Business cards are easy to overlook, but they still play a role in how connections begin. When I’ve had the chance to design them, I’ve treated them as an extension of the brand - small, physical artifacts that carry the same attention to detail and intent as the product itself.
They offer a simple, tangible way to reinforce identity and leave a lasting impression beyond the first interaction.
While many products rely on digital instructions, regulatory requirements meant Mobili-T needed a physical set of instructions for use, in addition to any online or in-app resources.
Knowing these materials are rarely read end-to-end, I focused on clarity, hierarchy, and visual simplicity. I designed the layout to fit on a double-sided legal sheet to significantly reduce production costs, and validated the format through prototyping to ensure it could be folded and integrated into the packaging. Even as a constrained artifact, it was an opportunity to extend the product experience with care and intention.
Each year, I created a series of holiday assets across print, email, and social - bringing a lighter, more playful expression to the brand.
These pieces explored how the product itself could be woven into seasonal moments, using humor and visual storytelling to create something memorable.

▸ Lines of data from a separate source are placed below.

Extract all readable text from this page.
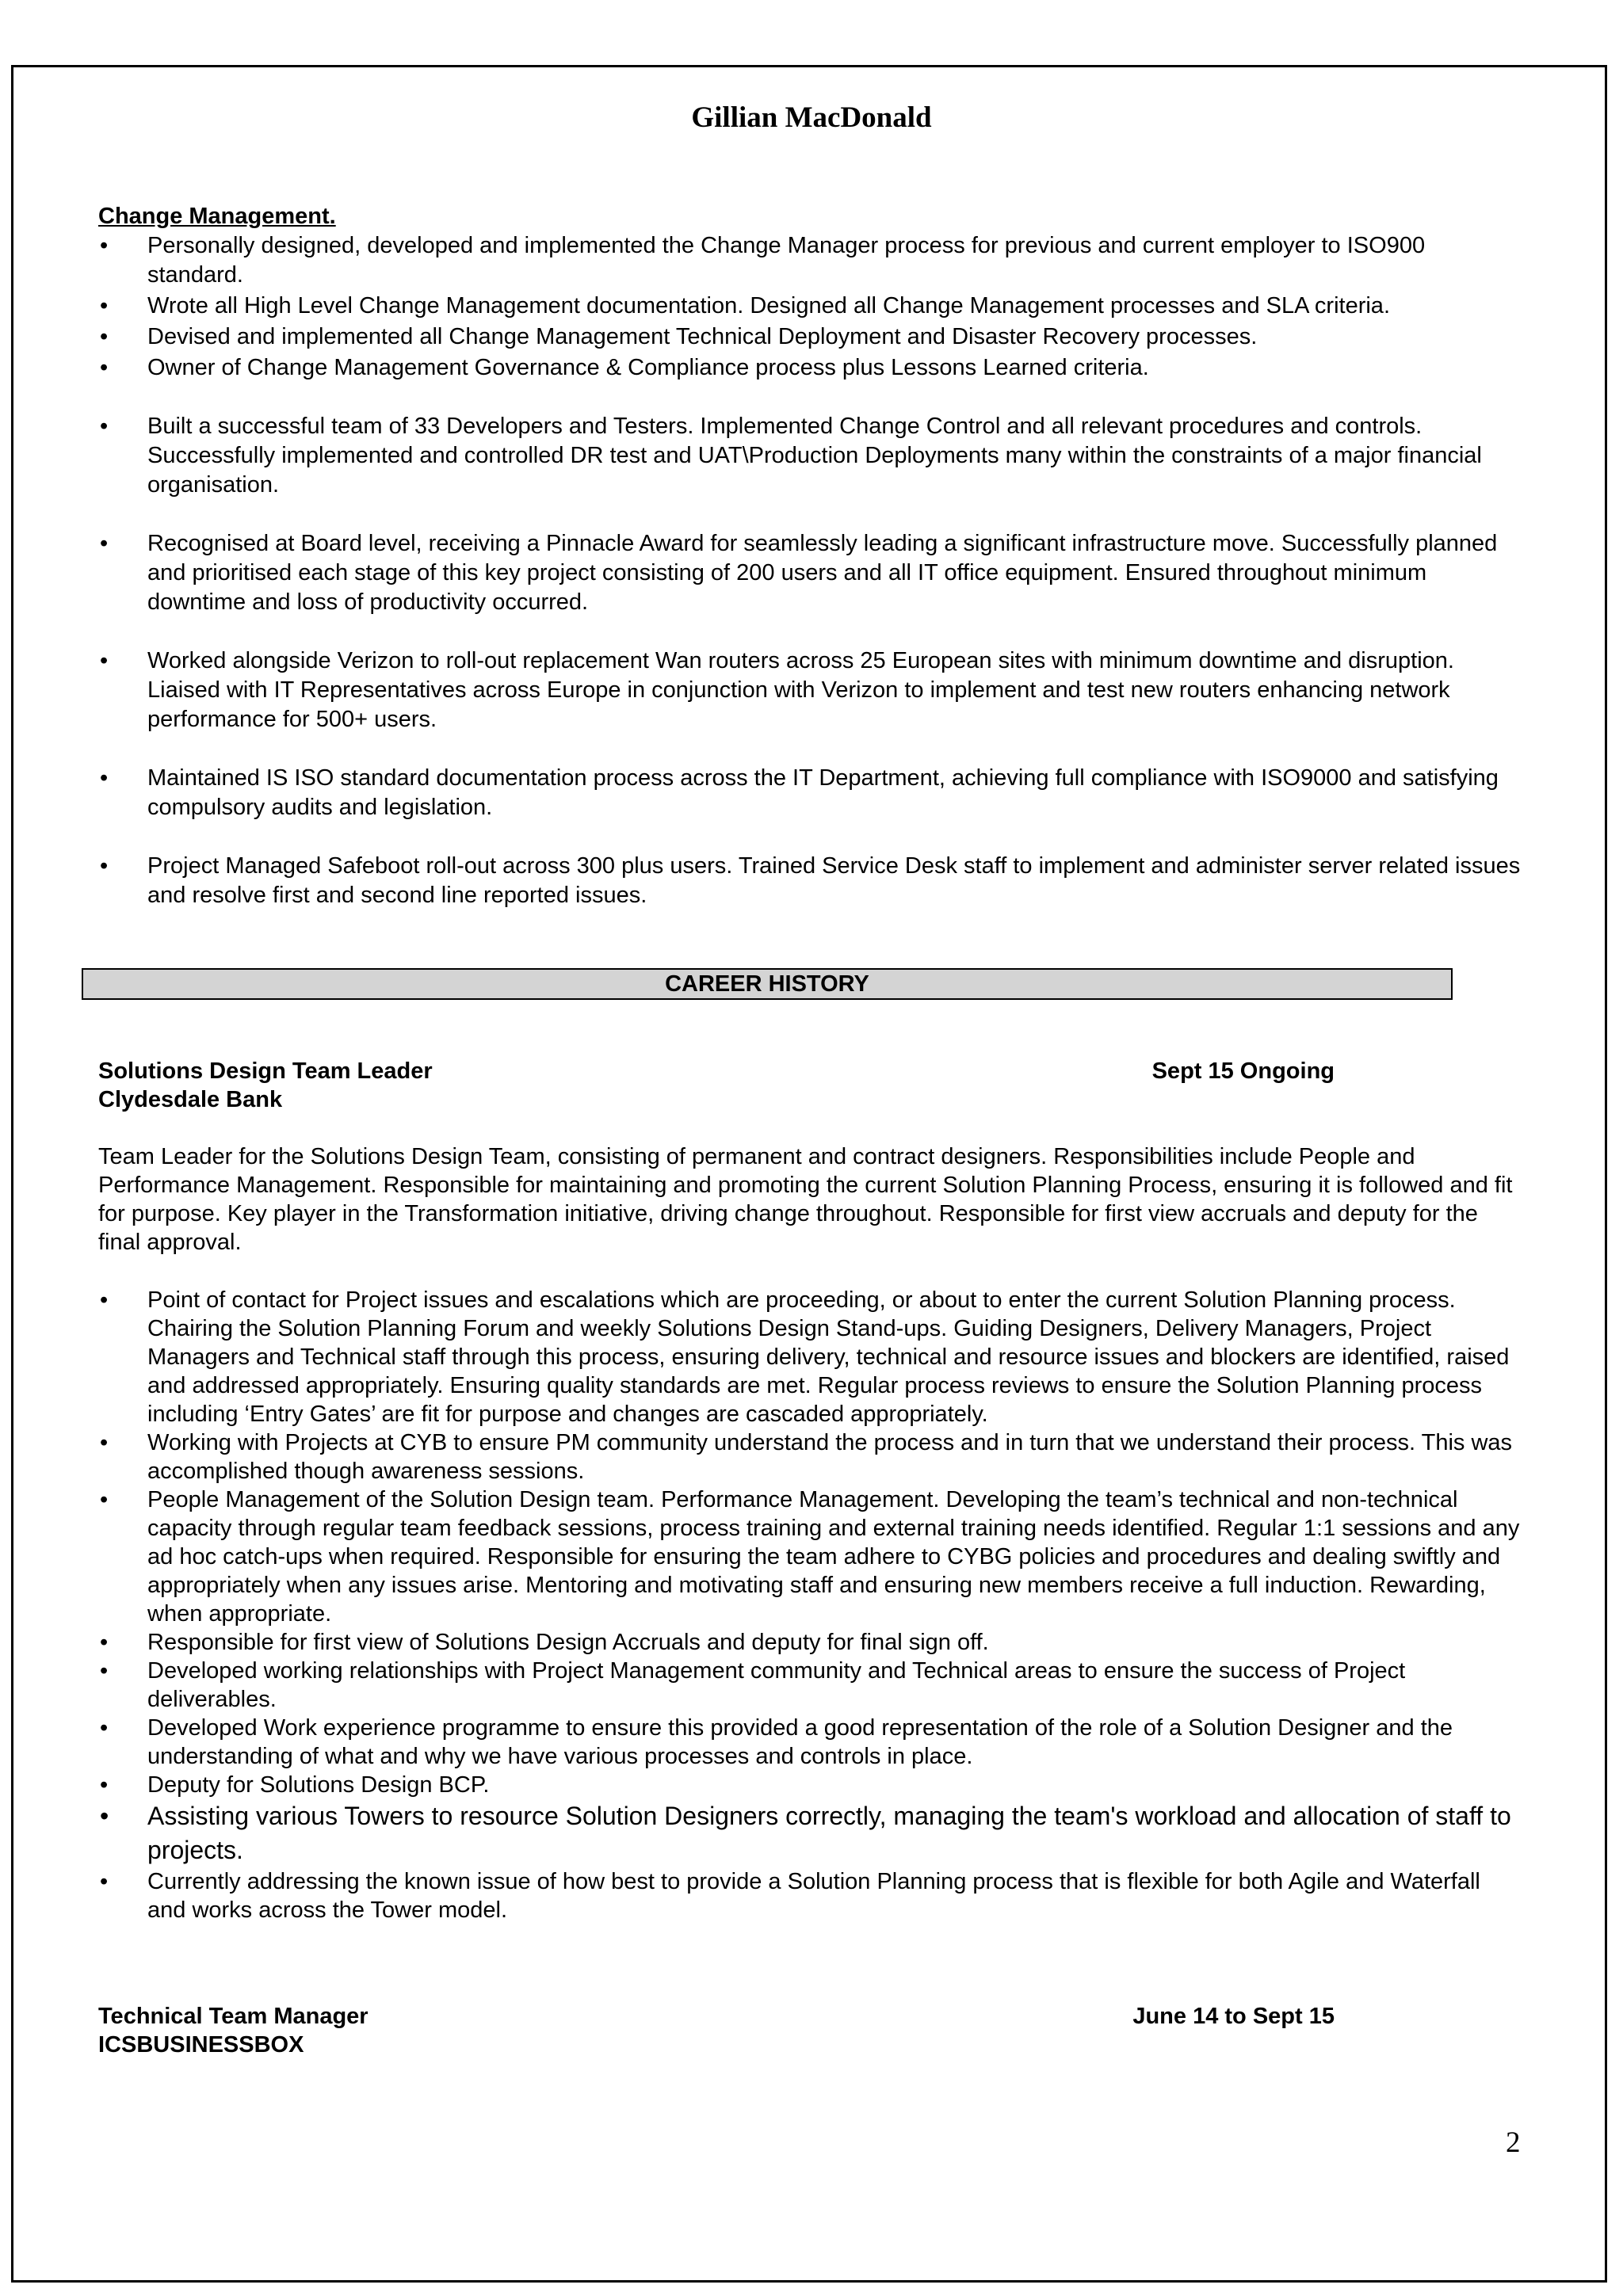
Gillian MacDonald
Change Management.
• Personally designed, developed and implemented the Change Manager process for previous and current employer to ISO900 standard.
• Wrote all High Level Change Management documentation. Designed all Change Management processes and SLA criteria.
• Devised and implemented all Change Management Technical Deployment and Disaster Recovery processes.
• Owner of Change Management Governance & Compliance process plus Lessons Learned criteria.
• Built a successful team of 33 Developers and Testers. Implemented Change Control and all relevant procedures and controls. Successfully implemented and controlled DR test and UAT\Production Deployments many within the constraints of a major financial organisation.
• Recognised at Board level, receiving a Pinnacle Award for seamlessly leading a significant infrastructure move. Successfully planned and prioritised each stage of this key project consisting of 200 users and all IT office equipment. Ensured throughout minimum downtime and loss of productivity occurred.
• Worked alongside Verizon to roll-out replacement Wan routers across 25 European sites with minimum downtime and disruption. Liaised with IT Representatives across Europe in conjunction with Verizon to implement and test new routers enhancing network performance for 500+ users.
• Maintained IS ISO standard documentation process across the IT Department, achieving full compliance with ISO9000 and satisfying compulsory audits and legislation.
• Project Managed Safeboot roll-out across 300 plus users. Trained Service Desk staff to implement and administer server related issues and resolve first and second line reported issues.
CAREER HISTORY
Solutions Design Team Leader	Sept 15 Ongoing
Clydesdale Bank

Team Leader for the Solutions Design Team, consisting of permanent and contract designers. Responsibilities include People and Performance Management. Responsible for maintaining and promoting the current Solution Planning Process, ensuring it is followed and fit for purpose. Key player in the Transformation initiative, driving change throughout. Responsible for first view accruals and deputy for the final approval.

• Point of contact for Project issues and escalations which are proceeding, or about to enter the current Solution Planning process. Chairing the Solution Planning Forum and weekly Solutions Design Stand-ups. Guiding Designers, Delivery Managers, Project Managers and Technical staff through this process, ensuring delivery, technical and resource issues and blockers are identified, raised and addressed appropriately. Ensuring quality standards are met. Regular process reviews to ensure the Solution Planning process including ‘Entry Gates’ are fit for purpose and changes are cascaded appropriately.
• Working with Projects at CYB to ensure PM community understand the process and in turn that we understand their process. This was accomplished though awareness sessions.
• People Management of the Solution Design team. Performance Management. Developing the team’s technical and non-technical capacity through regular team feedback sessions, process training and external training needs identified. Regular 1:1 sessions and any ad hoc catch-ups when required. Responsible for ensuring the team adhere to CYBG policies and procedures and dealing swiftly and appropriately when any issues arise. Mentoring and motivating staff and ensuring new members receive a full induction. Rewarding, when appropriate.
• Responsible for first view of Solutions Design Accruals and deputy for final sign off.
• Developed working relationships with Project Management community and Technical areas to ensure the success of Project deliverables.
• Developed Work experience programme to ensure this provided a good representation of the role of a Solution Designer and the understanding of what and why we have various processes and controls in place.
• Deputy for Solutions Design BCP.
• Assisting various Towers to resource Solution Designers correctly, managing the team's workload and allocation of staff to projects.
• Currently addressing the known issue of how best to provide a Solution Planning process that is flexible for both Agile and Waterfall and works across the Tower model.
Technical Team Manager	June 14 to Sept 15
ICSBUSINESSBOX
2
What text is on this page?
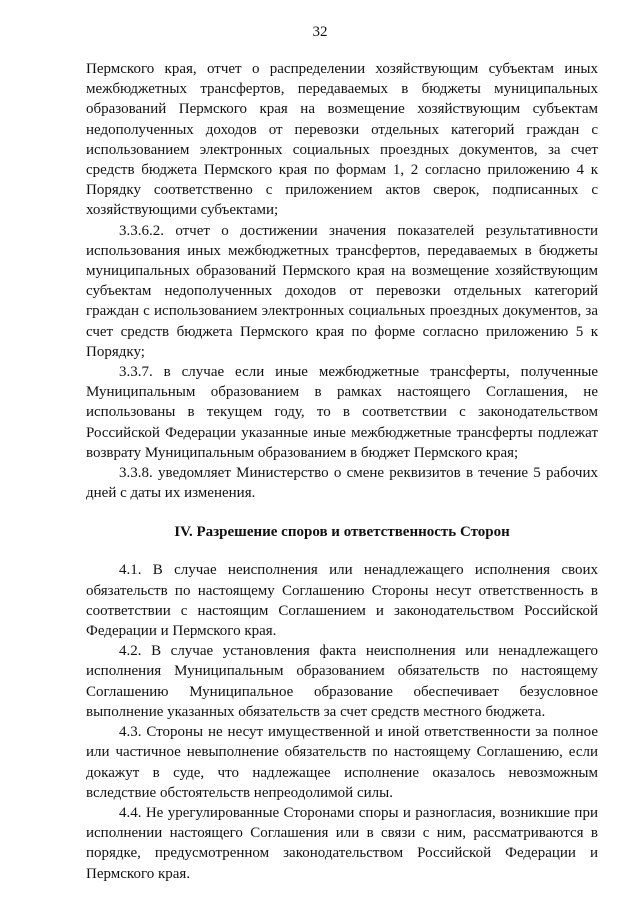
32

Пермского края, отчет о распределении хозяйствующим субъектам иных межбюджетных трансфертов, передаваемых в бюджеты муниципальных образований Пермского края на возмещение хозяйствующим субъектам недополученных доходов от перевозки отдельных категорий граждан с использованием электронных социальных проездных документов, за счет средств бюджета Пермского края по формам 1, 2 согласно приложению 4 к Порядку соответственно с приложением актов сверок, подписанных с хозяйствующими субъектами;

3.3.6.2. отчет о достижении значения показателей результативности использования иных межбюджетных трансфертов, передаваемых в бюджеты муниципальных образований Пермского края на возмещение хозяйствующим субъектам недополученных доходов от перевозки отдельных категорий граждан с использованием электронных социальных проездных документов, за счет средств бюджета Пермского края по форме согласно приложению 5 к Порядку;

3.3.7. в случае если иные межбюджетные трансферты, полученные Муниципальным образованием в рамках настоящего Соглашения, не использованы в текущем году, то в соответствии с законодательством Российской Федерации указанные иные межбюджетные трансферты подлежат возврату Муниципальным образованием в бюджет Пермского края;

3.3.8. уведомляет Министерство о смене реквизитов в течение 5 рабочих дней с даты их изменения.

IV. Разрешение споров и ответственность Сторон

4.1. В случае неисполнения или ненадлежащего исполнения своих обязательств по настоящему Соглашению Стороны несут ответственность в соответствии с настоящим Соглашением и законодательством Российской Федерации и Пермского края.

4.2. В случае установления факта неисполнения или ненадлежащего исполнения Муниципальным образованием обязательств по настоящему Соглашению Муниципальное образование обеспечивает безусловное выполнение указанных обязательств за счет средств местного бюджета.

4.3. Стороны не несут имущественной и иной ответственности за полное или частичное невыполнение обязательств по настоящему Соглашению, если докажут в суде, что надлежащее исполнение оказалось невозможным вследствие обстоятельств непреодолимой силы.

4.4. Не урегулированные Сторонами споры и разногласия, возникшие при исполнении настоящего Соглашения или в связи с ним, рассматриваются в порядке, предусмотренном законодательством Российской Федерации и Пермского края.
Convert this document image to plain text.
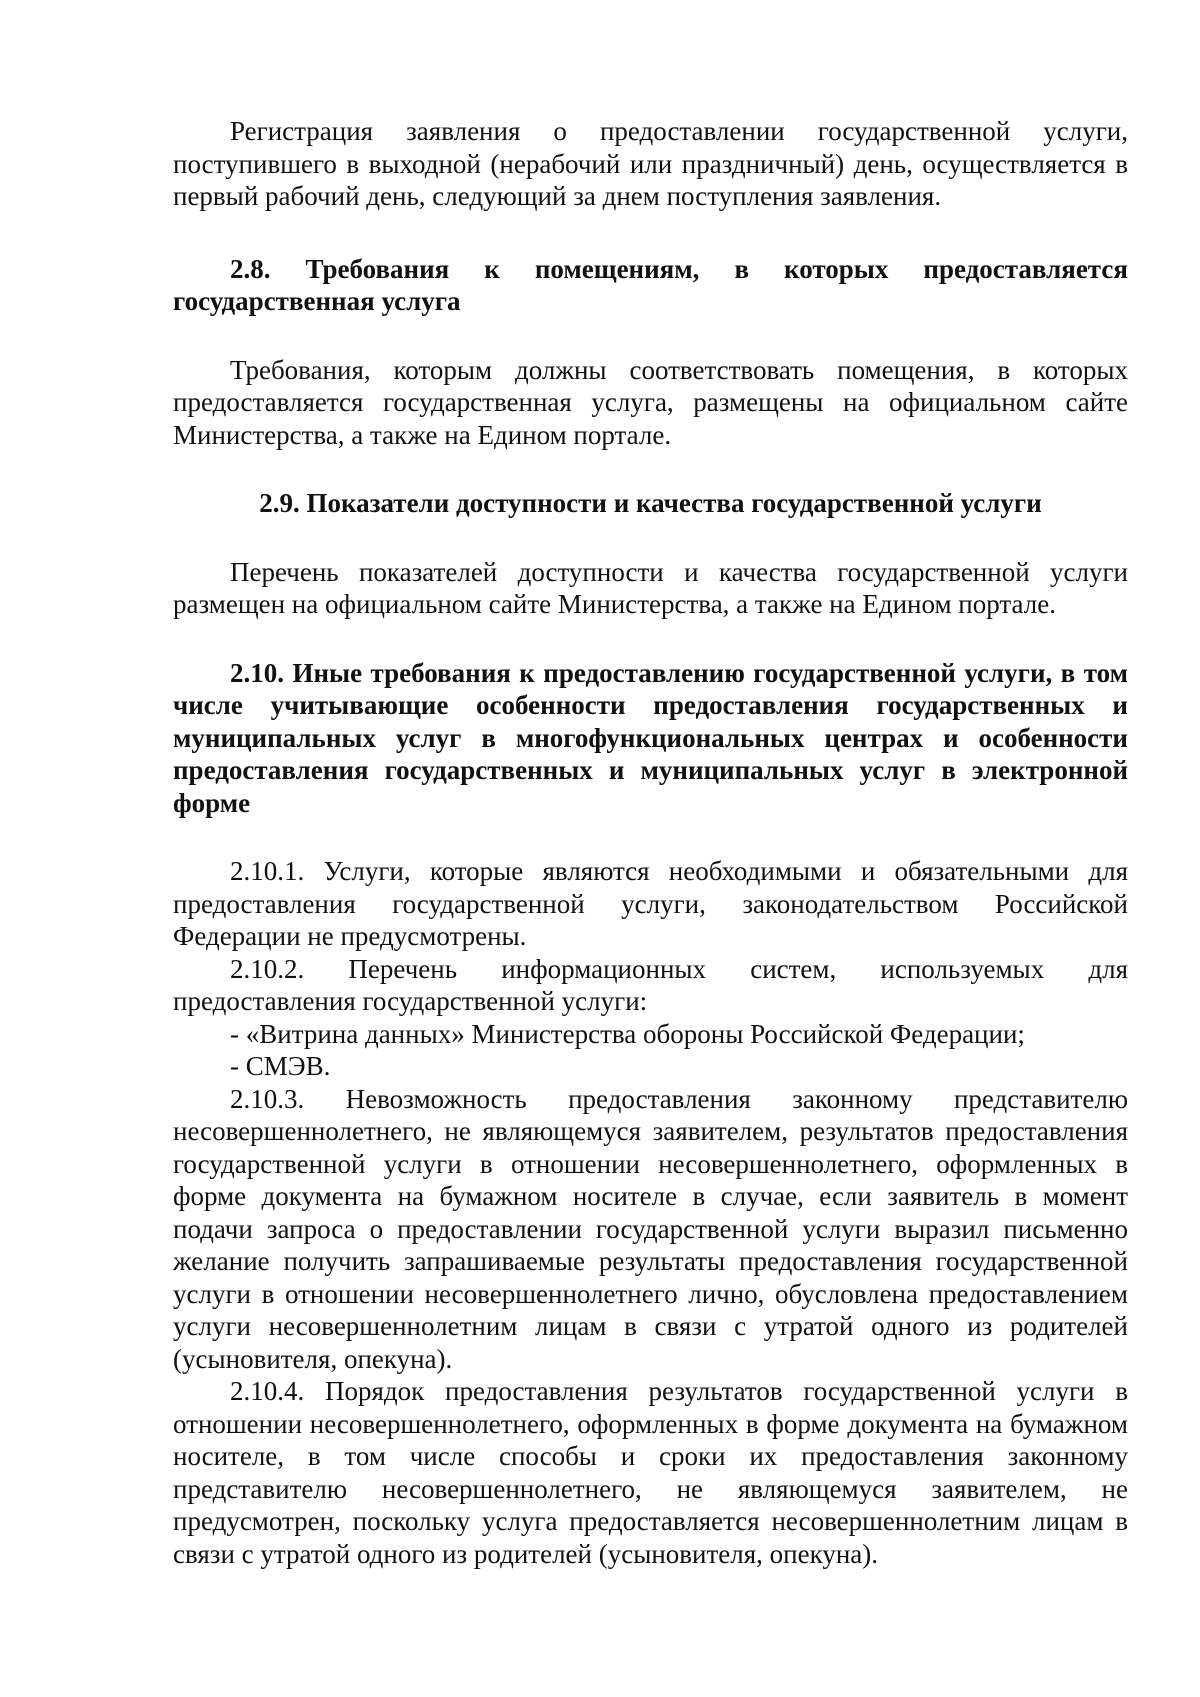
Регистрация заявления о предоставлении государственной услуги, поступившего в выходной (нерабочий или праздничный) день, осуществляется в первый рабочий день, следующий за днем поступления заявления.

2.8. Требования к помещениям, в которых предоставляется государственная услуга

Требования, которым должны соответствовать помещения, в которых предоставляется государственная услуга, размещены на официальном сайте Министерства, а также на Едином портале.

2.9. Показатели доступности и качества государственной услуги

Перечень показателей доступности и качества государственной услуги размещен на официальном сайте Министерства, а также на Едином портале.

2.10. Иные требования к предоставлению государственной услуги, в том числе учитывающие особенности предоставления государственных и муниципальных услуг в многофункциональных центрах и особенности предоставления государственных и муниципальных услуг в электронной форме

2.10.1. Услуги, которые являются необходимыми и обязательными для предоставления государственной услуги, законодательством Российской Федерации не предусмотрены.

2.10.2. Перечень информационных систем, используемых для предоставления государственной услуги:

- «Витрина данных» Министерства обороны Российской Федерации;

- СМЭВ.

2.10.3. Невозможность предоставления законному представителю несовершеннолетнего, не являющемуся заявителем, результатов предоставления государственной услуги в отношении несовершеннолетнего, оформленных в форме документа на бумажном носителе в случае, если заявитель в момент подачи запроса о предоставлении государственной услуги выразил письменно желание получить запрашиваемые результаты предоставления государственной услуги в отношении несовершеннолетнего лично, обусловлена предоставлением услуги несовершеннолетним лицам в связи с утратой одного из родителей (усыновителя, опекуна).

2.10.4. Порядок предоставления результатов государственной услуги в отношении несовершеннолетнего, оформленных в форме документа на бумажном носителе, в том числе способы и сроки их предоставления законному представителю несовершеннолетнего, не являющемуся заявителем, не предусмотрен, поскольку услуга предоставляется несовершеннолетним лицам в связи с утратой одного из родителей (усыновителя, опекуна).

Like using the power button on the Mobili-T device as the star atop the tree, with electrodes on the backside standing in for ornaments.
While not customer-facing, this piece remained deeply rooted in the brand. I designed a custom frame centered around Mobili-T’s cyclops icon - originally derived from the electrode pattern of the swallowing therapy device. Over time, the symbol came to represent something more: a way of humanizing a challenging, clinical experience for people affected by cancer.
When a close colleague, who had been instrumental in shaping the system from the very beginning, left the team, I wanted to create something meaningful she could take with her. The frame appears simple at first glance, but the icon can be pulled forward to reveal a hidden drawer containing notes and memories from her teammates.